O que me deixa bolado por dois motivos. Primeiro porque os caras transformaram uma questão bastante pertinente e importante de ser discutida, que é a exaltação sem tamanho do eixo Rio-São Paulo em detrimento dos outros estados, em uma questão de MC x MC. O pior de tudo isso ainda é que, como diria o Neto, “nosso sopro é um tufão lá, tio“. Como será que os jovens tão recebendo essa parada?

Eu não gosto muito de colocar nos ombros dos rappers as consequências negativas de suas linhas porque tem muita gente idiota precisando de desculpa pra fazer coisas idiotas, mas ler um depoimento sobre uma briga de um moleque paulista com um colega nordestino por causa dessa treta me fez pensar o quão triste isso tudo tinha se tornado.

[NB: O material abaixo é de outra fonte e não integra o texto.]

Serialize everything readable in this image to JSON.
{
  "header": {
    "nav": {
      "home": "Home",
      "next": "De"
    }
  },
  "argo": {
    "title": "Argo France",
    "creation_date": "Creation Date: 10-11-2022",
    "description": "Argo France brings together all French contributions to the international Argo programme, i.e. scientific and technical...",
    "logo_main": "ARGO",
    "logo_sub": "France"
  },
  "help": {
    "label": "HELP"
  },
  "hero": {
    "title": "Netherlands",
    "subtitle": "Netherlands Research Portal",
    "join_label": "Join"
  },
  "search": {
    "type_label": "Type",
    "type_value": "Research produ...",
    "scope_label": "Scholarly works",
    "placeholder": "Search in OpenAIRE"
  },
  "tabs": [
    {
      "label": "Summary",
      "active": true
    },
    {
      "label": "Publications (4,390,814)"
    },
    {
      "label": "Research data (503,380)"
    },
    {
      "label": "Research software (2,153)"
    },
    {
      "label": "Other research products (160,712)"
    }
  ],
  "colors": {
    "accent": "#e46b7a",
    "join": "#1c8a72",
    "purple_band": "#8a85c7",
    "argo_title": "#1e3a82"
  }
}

E é bem provável que esse tenha sido apenas um relato entre tantos que devem existir por aí porque o som do Costa Gold tem mais de 2 milhões de views, enquanto o do Nocivo passou dos 700 mil em menos de uma semana. Este é o segundo ponto que me deixa bolado: por que o novo som do Amiri tem tão poucos views em relação ao do Nocivo, sendo que os dois lançaram praticamente no mesmo dia e ambos têm uns 7 minutos?

Nada contra “Disscarrego” ter essa montoeira de views. Por mim, todos os raps começariam daí. Mas, a diferença absurda é que não me desce. E nem é que eu to querendo comparar as duas em qualidade ou querendo dizer que view significa qualidade, mas se o barato é rap, por que tão poucas pessoas tão ouvindo “Apollo/Rude Bwoy”?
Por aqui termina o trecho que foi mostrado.